For instance, Roubideaux noted, while Native Americans are unlikely to attend an information session on diabetes—“they have a lot of other priorities to deal with,” she said—they would attend a beadwork or basket-making class. So now the IHS has diabetes educators visit those types of classes to talk about the disease while students work on projects. “Those classes have been very well received,” she said.

Roubideaux was a doctor for the Indian Health Service in Arizona for several years before coming to HSPH to earn her master of public health (MPH) degree. For about a decade after that, she conducted research on diabetes and quality of care.

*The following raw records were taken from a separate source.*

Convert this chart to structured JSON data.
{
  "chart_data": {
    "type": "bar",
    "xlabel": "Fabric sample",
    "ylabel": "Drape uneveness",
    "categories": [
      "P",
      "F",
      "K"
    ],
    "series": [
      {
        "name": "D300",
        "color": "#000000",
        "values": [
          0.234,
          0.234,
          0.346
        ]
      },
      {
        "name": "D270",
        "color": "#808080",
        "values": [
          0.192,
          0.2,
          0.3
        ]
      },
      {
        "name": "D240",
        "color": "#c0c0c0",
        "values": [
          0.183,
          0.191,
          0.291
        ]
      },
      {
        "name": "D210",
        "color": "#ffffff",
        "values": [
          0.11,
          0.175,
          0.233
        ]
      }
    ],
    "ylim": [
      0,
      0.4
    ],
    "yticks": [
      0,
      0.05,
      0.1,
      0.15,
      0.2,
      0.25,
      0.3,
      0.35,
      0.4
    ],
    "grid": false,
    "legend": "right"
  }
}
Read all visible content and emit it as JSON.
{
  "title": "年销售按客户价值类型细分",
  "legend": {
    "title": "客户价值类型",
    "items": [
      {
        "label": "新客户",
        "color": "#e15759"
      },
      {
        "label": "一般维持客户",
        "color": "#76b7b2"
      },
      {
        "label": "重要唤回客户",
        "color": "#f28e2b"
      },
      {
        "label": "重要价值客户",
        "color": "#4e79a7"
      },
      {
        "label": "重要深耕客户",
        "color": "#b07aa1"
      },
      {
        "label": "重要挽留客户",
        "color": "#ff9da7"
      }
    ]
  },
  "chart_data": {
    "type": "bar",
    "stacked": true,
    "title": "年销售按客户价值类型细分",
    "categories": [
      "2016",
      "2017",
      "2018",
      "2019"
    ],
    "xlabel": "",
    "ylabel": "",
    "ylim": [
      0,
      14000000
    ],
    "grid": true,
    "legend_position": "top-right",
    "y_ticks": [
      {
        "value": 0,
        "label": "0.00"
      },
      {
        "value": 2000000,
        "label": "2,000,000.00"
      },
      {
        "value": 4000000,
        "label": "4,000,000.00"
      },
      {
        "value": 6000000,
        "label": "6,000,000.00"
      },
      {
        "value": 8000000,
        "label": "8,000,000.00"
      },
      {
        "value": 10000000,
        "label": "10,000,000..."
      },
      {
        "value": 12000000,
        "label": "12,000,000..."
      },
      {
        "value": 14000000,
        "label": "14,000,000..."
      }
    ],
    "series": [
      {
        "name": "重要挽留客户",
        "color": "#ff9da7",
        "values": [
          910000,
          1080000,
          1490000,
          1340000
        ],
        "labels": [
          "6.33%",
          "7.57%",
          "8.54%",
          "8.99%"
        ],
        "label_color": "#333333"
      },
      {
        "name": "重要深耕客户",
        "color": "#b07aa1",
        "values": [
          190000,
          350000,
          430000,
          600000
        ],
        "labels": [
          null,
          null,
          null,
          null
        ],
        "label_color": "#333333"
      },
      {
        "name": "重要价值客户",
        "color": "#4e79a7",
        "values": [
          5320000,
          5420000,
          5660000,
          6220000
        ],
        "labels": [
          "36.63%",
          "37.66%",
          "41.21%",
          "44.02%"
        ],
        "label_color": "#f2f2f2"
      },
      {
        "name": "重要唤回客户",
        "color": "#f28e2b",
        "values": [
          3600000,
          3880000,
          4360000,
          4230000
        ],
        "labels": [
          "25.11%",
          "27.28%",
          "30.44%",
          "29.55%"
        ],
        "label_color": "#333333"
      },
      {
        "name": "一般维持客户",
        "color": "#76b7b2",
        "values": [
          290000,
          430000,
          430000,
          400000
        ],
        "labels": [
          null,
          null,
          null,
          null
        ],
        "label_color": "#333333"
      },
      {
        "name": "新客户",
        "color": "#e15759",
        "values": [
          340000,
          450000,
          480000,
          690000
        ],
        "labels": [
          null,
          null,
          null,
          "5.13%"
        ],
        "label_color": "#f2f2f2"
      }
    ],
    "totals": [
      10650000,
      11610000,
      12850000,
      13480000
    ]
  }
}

Upon her arrival at IHS, Roubideaux asked her colleagues, tribal leaders, and patients about their major concerns. She thought most would cite the poor quality of care—a longstanding problem for the IHS—but instead most discussed the need to improve the way the IHS conducted business, and to improve how it led and managed people.

“People felt that they couldn’t provide good care because of the administrative dysfunction,” Roubideaux explained. “It helped me to know that we had to work on some very basic and fundamental things,” she said, citing customer service, professionalism, fairness, training, budget management, and decision-making.

“It turns out that making improvements in those areas has actually improved our ability to provide clinical care,” she said. “We have much more to do. But I think it’s a step in the right direction.”